The impressive ruins of the Etruscan temple of the Belvedere lie near the funicular station, bounded on one side by St Patrick’s Well and on the other by the road leading out of Orvieto to the Etruscan necropolis of the Cimitero del Crocefisso below the cliffs. Freud would have travelled this road when he visited the necropolis Dating from about 500 BC, it was uncovered during construction of the new road in 1828.
Numerous artefacts were found including the miniature bronze statue of Minerva, now in the Civic/Faina Museum. Freud’s favourite statue, bought some time after 1914, is almost identical, in fact Athena is the Greek Minerva. Freud described her as ‘perfect, only she has lost her spear.’ Freud’s Athena is a Roman copy of a Greek original. She holds a patera, a dish for pouring libations, whereas the Orvieto version carries the aegis cloak over her shoulder. Both have the Medusa breastplate.
The temple was dedicated to the three Capitoline gods: Tinia (Jupiter /Zeus), Uni (Juno/Hera) and Minerva (Athena), most probably on the right side of the sanctum where the tiny statue was found. The temple was constructed almost entirely of wood above the stone podium so little remains, but there would have been a large collonaded portico, the outer sanctum, and then three cellae dedicated to the three gods, the inner sanctum.
We know that Freud started collecting genuine antiquities, as opposed to replicas, the summer of his first Orvieto visit in 1897, and began to arrange them in his consulting rooms on the ground floor of Berggasse 19. Later he transferred to the floor above, the site of the present museum). As his collection grew he arranged his collection in the manner of the Belvedere Temple, the bulk of his antiquities jostled for space in his outer sanctum, the consulting room, in which he had his famous couch, many concealed in drawers; whereas, the Inner Sanctum, his study held his prize pieces, arranged in cabinets, vitrines, and arrayed across his desk, a small army, mainly of statuettes, all directed towards him, the commander in chief. His temple is estimated to have held around three thousand artefacts although many were donated to friends and colleagues over the years. He had a drawer entirely full of Etruscan bronze mirrors and would ask favoured guests to ‘help themselves.’
Edelman’s famous photographs taken just before the Freuds’ departure for London, clearly show the arrangement in his consulting rooms, by now upstairs, on the mezzanine floor, the entrance across the way from his family’s flat. He complained about the darkness of both flats. As a mezzanine, it was below the massive balconies of the piano nobile, the first-floor flat, which left it gloomy.

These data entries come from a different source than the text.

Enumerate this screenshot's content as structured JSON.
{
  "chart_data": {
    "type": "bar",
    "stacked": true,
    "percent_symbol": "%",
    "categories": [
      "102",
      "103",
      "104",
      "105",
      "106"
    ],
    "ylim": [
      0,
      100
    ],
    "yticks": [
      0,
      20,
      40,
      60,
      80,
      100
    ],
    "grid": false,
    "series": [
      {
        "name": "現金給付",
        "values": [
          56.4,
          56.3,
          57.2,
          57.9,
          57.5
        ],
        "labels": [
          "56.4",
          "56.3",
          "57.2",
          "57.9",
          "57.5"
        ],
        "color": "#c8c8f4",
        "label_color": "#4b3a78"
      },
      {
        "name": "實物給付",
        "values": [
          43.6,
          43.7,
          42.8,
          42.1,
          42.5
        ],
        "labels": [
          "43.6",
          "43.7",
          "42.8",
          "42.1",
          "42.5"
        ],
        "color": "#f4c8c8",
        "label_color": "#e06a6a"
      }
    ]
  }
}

Perhaps this dimness, which he oft complained of while doing nothing to lighten it, is why he had need of his nearly three-month-long summer holidays, excursions always accompanied by his terracotta army, painstakingly packed and transported to the shores of Lake Aussee, Bad Gastein, to the Alpine heights at the Riemerlehen in Berchtesgaden, and his summer house in Grinzing in the Wienerwald, the Vienna Woods. He wrote on holiday and was unable to do so without his ‘grubby old gods’.
When Freud visited Orvieto for three nights in 1897 he met Riccardo Mancini, who owned an antiquities emporium on Corso Cavour, a five-minute walk from his hotel, from which Freud began to acquire his own collection.
Mancini called himself an archeologist and had the good fortune to own some rich sites around Orvieto including the famed Etruscan Necropolis of the Crocefisso del Tufo below the cliffs on which the town is built. Mancini’s enormous enthusiasm for archeology, which was not only commercial, no doubt infected Freud, to the point where he collected more books on the subject than he did on psychology. There are obvious parallels between excavating into the ancient past and delving into the unconscious.
Freud returned to Orvieto twice, most likely to further his collaboration with ‘my friend’ Engineer Mancini, who even offered him a plot of land to buy so that he could not only get his hands dirty digging for his own antiquities but export them more easily from Italy.
Both flats in Berggasse 19 now belong to the Viennese Freud Museum. All the rooms have recently been redecorated in white, quite unlike the sombre coloured apartments of Freud’s day. Most of the furniture is in the London home and museum, though some of the waiting room furniture was donated by the youngest daughter Anna Freud to the Vienna Museum.
In this smoke-filled room he held the weekly meetings of The Wednesday Psychological Society. My photographs were taken before the refurbishment, and I believe, render the atmosphere of Freud’s day rather better than the present-day photos with the trendy white patterned wallpaper which can be seen on the Freud Museum’s website.
Athena comes home to London
Freud’s desk in London with Athena-Minerva in pride of place (highlighted). Thoth, the white baboon on the right, another favourite, had his top knot rubbed every morning by Freud.